The EFL “are not standing in the way of Bury’s survival”, according to interim chief executive Debbie Jevans.

Shakers owner Steve Dale said the governing body was “working against” the beleaguered League One club.

The game with MK Dons was called off on Monday as the EFL said Bury failed to show evidence of financial viability.

Jevans told BBC Radio Manchester: “We want to see that players have been paid and we want to see assurance of funding the club can be run for the season.”

She added: “It’s simply not true we’re standing in their way. We are here 24 hours a day to work with him but it is up to him to provide the information that is required.”

Jevans confirmed Bury’s trip to Accrington on Saturday, 10 August, would be suspended if Dale failed to meet the deadline of 12:00 BST on Friday to provide evidence on how the club will be funded.

She remains hopeful that there will be no need to call off Bolton’s opening game of the season at Wycombe, with a takeover “very close” to being completed.

Wanderers, who, like Bury, will start the season with a 12-point deduction, are set to be taken over by Football Ventures (Whites) Limited.

“We are looking at this in a very positive way. We are looking to get to a point where that match can go ahead,” she said.

“We have been assured by the information that we have and we are getting to the point where we can complete the formal documentation.”

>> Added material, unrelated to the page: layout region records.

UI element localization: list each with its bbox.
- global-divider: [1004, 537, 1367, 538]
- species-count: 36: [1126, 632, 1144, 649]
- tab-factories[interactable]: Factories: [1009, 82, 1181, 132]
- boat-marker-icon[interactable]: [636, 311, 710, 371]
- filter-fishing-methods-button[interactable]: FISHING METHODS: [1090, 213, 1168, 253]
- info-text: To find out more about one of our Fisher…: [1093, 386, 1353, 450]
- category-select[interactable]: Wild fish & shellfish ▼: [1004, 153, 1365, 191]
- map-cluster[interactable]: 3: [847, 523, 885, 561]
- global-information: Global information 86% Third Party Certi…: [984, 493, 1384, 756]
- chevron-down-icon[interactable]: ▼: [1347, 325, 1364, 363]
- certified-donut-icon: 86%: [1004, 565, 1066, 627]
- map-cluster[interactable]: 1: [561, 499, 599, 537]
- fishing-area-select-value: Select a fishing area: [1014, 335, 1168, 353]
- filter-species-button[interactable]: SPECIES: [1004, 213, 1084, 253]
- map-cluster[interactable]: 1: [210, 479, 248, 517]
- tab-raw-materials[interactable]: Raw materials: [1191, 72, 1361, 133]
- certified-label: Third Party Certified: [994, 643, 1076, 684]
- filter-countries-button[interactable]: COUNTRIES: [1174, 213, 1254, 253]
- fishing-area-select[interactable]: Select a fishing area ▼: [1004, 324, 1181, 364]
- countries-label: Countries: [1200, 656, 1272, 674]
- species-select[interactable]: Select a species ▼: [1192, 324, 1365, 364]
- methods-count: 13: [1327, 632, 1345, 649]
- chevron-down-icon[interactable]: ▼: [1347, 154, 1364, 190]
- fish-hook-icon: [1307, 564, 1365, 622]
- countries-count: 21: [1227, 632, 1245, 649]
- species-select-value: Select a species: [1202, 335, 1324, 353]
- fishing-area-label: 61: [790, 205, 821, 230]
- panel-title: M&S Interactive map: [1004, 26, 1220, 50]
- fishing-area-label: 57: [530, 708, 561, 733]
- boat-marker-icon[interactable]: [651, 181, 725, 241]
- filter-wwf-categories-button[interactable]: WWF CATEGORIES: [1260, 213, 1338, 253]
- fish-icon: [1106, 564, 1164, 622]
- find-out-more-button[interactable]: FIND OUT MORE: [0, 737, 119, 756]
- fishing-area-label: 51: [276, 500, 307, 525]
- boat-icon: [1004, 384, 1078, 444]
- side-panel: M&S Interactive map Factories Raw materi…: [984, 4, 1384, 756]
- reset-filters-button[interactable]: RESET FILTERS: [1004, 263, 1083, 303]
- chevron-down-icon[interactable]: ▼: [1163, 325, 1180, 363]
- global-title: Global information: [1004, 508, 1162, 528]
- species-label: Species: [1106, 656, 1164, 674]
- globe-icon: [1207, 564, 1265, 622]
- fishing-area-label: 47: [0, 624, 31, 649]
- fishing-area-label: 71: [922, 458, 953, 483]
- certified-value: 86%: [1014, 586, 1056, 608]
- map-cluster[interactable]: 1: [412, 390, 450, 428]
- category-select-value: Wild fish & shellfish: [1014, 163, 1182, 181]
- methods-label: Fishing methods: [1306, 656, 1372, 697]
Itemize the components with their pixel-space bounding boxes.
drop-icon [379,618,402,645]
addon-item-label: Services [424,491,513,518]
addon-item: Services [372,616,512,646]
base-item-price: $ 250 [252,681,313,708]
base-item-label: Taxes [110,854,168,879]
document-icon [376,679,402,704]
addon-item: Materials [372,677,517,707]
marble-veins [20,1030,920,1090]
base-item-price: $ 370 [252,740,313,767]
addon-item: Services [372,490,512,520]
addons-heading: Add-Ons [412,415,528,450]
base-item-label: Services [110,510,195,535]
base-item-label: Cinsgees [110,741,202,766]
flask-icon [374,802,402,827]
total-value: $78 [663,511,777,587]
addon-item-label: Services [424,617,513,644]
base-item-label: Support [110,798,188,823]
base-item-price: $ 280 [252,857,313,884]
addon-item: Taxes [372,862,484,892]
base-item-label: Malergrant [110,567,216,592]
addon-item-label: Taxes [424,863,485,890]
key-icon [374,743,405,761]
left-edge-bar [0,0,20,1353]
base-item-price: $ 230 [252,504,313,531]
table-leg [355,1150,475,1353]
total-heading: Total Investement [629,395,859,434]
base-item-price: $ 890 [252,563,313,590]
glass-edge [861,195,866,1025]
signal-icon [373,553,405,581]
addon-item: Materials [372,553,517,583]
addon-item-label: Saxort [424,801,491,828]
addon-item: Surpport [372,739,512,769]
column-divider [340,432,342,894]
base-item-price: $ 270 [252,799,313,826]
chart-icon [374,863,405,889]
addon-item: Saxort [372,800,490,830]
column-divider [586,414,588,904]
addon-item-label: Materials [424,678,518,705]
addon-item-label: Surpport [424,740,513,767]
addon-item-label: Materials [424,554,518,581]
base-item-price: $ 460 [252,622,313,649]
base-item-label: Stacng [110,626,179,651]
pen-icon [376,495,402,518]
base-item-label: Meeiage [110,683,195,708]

‘The Premier League does support EFL clubs’

Burton Albion boss Nigel Clough has called on the Premier League to do more to boost the finances of clubs in the EFL.

He told BBC Sport that the league, the richest in the world, “has a responsibility to the rest of football”.

However, Jevans says she is “comfortable” with the amount of money that comes down to clubs in the EFL.

“The Premier League has a job to do. It’s an immensely successful league. It does support our clubs through solidarity payments and it also supports the grassroots through the Football Foundation,” she said.

“The Premier League does a lot – it gets headlines because of amount of money there is. It generates revenue but does support our clubs and we shouldn’t forget what they do already.

“You can always say someone can do more. The Premier League has its own business to run. We work collaboratively across a number of areas and I’m very comfortable with that.”